AidData is seeking an RA to work with the research and evaluation unit to explore new applications of machine learning and geospatial data. AidData is currently adapting machine learning methods including convolutional neural networks and random forests to produce estimates of development indicators such as poverty based on satellite imagery and other sources of geospatial data. The RA will work (remotely) with AidData’s Data Engineer to prepare data for training ML algorithms, refining techniques, running models, and analyzing results.  

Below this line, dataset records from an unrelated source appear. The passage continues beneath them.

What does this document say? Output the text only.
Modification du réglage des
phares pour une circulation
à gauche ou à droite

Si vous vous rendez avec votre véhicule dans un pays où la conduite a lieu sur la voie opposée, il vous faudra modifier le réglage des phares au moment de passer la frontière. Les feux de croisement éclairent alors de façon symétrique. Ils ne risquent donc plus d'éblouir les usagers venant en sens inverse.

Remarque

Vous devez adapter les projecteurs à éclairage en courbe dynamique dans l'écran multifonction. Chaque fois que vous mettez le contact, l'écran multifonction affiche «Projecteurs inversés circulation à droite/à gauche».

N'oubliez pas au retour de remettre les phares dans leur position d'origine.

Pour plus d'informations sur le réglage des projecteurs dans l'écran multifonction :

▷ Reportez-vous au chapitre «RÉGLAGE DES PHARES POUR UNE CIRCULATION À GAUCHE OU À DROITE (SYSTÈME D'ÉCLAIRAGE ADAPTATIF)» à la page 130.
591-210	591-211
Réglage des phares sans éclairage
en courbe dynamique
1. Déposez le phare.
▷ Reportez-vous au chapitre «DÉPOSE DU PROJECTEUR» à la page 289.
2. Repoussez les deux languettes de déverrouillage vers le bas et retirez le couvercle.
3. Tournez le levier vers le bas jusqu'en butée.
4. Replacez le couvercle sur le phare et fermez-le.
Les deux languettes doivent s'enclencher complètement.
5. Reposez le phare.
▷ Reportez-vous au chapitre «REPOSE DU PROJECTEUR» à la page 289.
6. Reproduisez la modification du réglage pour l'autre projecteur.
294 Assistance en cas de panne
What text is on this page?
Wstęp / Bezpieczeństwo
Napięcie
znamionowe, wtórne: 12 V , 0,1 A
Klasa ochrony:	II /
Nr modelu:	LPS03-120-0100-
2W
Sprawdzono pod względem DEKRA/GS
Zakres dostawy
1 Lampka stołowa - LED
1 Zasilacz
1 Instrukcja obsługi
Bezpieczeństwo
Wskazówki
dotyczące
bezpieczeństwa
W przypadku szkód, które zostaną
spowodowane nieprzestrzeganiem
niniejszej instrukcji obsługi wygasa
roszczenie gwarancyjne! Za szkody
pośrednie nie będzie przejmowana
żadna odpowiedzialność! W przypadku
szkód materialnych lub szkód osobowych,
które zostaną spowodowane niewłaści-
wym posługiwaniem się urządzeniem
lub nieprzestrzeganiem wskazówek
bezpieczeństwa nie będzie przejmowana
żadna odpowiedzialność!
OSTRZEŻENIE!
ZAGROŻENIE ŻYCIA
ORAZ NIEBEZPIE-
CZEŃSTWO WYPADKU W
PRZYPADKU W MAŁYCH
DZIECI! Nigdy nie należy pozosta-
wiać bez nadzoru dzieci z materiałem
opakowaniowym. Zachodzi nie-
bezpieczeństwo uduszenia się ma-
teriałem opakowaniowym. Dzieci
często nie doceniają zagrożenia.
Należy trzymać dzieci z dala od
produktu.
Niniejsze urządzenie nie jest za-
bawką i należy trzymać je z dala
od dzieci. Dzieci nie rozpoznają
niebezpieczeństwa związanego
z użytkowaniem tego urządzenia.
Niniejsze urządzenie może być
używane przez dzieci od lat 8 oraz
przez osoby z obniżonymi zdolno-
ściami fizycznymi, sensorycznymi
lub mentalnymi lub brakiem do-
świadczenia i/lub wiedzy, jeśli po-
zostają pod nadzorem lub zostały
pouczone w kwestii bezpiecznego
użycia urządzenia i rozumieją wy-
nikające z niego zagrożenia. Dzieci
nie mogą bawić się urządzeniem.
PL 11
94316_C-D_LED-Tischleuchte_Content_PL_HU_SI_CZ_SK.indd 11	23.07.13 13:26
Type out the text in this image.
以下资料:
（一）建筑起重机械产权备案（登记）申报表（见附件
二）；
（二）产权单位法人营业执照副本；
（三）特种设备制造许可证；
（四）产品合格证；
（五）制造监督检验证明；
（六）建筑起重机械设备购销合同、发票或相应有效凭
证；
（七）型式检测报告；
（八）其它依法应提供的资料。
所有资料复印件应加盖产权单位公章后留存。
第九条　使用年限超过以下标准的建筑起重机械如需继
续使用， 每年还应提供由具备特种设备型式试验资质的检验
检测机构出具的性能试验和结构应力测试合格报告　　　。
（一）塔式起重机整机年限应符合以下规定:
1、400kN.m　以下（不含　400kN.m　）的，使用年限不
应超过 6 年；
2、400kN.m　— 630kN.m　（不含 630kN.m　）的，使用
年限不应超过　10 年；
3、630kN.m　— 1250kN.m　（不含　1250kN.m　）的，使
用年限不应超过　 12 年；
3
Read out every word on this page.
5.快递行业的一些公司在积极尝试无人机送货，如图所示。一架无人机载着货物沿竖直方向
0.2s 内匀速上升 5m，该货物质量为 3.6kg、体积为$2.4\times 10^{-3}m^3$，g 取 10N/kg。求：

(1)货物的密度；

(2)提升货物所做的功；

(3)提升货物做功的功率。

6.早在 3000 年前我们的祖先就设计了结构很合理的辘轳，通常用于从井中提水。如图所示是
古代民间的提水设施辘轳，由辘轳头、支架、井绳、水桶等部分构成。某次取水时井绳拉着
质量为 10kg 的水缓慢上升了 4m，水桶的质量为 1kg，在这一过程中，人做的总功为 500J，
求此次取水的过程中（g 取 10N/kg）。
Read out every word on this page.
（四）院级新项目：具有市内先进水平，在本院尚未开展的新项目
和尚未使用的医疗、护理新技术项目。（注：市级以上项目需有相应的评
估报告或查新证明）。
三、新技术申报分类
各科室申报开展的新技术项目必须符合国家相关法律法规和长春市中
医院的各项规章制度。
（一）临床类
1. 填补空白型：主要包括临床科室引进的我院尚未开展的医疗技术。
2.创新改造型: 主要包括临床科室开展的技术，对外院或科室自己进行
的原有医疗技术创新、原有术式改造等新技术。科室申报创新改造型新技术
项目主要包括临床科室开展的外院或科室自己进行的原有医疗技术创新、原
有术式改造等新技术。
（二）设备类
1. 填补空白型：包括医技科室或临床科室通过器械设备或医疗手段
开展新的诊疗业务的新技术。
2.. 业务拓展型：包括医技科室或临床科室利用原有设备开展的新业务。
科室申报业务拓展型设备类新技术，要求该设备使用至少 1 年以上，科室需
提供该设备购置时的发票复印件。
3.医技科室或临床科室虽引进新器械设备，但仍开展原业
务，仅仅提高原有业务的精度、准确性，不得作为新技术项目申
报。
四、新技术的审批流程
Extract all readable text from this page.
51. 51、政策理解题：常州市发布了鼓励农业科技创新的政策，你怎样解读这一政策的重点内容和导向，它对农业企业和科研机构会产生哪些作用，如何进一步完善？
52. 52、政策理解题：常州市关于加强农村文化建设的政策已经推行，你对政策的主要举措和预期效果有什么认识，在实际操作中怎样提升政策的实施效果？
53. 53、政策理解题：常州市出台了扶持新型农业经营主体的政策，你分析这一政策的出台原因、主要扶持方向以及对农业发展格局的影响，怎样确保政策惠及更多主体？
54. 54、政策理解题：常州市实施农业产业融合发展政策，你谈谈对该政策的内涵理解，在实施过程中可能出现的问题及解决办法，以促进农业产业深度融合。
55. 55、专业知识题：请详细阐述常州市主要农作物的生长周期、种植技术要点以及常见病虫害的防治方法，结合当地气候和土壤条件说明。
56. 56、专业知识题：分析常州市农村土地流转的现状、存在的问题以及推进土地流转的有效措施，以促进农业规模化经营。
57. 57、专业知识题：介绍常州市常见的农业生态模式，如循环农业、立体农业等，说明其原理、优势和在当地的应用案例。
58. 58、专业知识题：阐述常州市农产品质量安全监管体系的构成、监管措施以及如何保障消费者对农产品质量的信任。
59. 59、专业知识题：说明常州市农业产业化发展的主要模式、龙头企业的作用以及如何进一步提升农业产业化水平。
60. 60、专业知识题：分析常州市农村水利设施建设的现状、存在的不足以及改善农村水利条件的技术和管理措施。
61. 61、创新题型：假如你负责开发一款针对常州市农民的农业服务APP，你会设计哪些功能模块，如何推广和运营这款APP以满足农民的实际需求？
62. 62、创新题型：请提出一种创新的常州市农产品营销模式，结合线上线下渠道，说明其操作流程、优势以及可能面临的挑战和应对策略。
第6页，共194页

This position is for summer 2021, for approximately 10 weeks. Continuation into fall is possible based on project needs. This position pays $10/hr with flexible hours (10-20 per week).

Required Skills

  • Familiarity with geospatial data sources and formats: relevant courses include GIS 201, 405, 410, 420 or DATA 431 (experience in place of course work is welcome)
  • Strong Python programming skills
  • Experience with machine learning: relevant courses include DATA 310, 410, 442 (experience in place of course work is welcome)

Preferred Skills

  • Experience using SciKit Learn and PyTorch (or other packages) to implement convolutional neural networks, random forests, and other ML algorithms
  • Experience working in a HPC environment
  • Familiarity with geospatial Python packages (rasterio, fiona, shapely, geopandas)

Application Instructions

Please send your resume, cover letter, and coding sample (GitHub link, etc. to original work) to Seth Goodman (sgoodman@aiddata.org).

Equal Employment Opportunity Statement

William & Mary values diversity and invites applications from underrepresented groups who will enrich the research, teaching, and service missions of the university. William & Mary is an Equal Opportunity/Affirmative Action employer and encourages applications from women, minorities, protected veterans, and individuals with disabilities.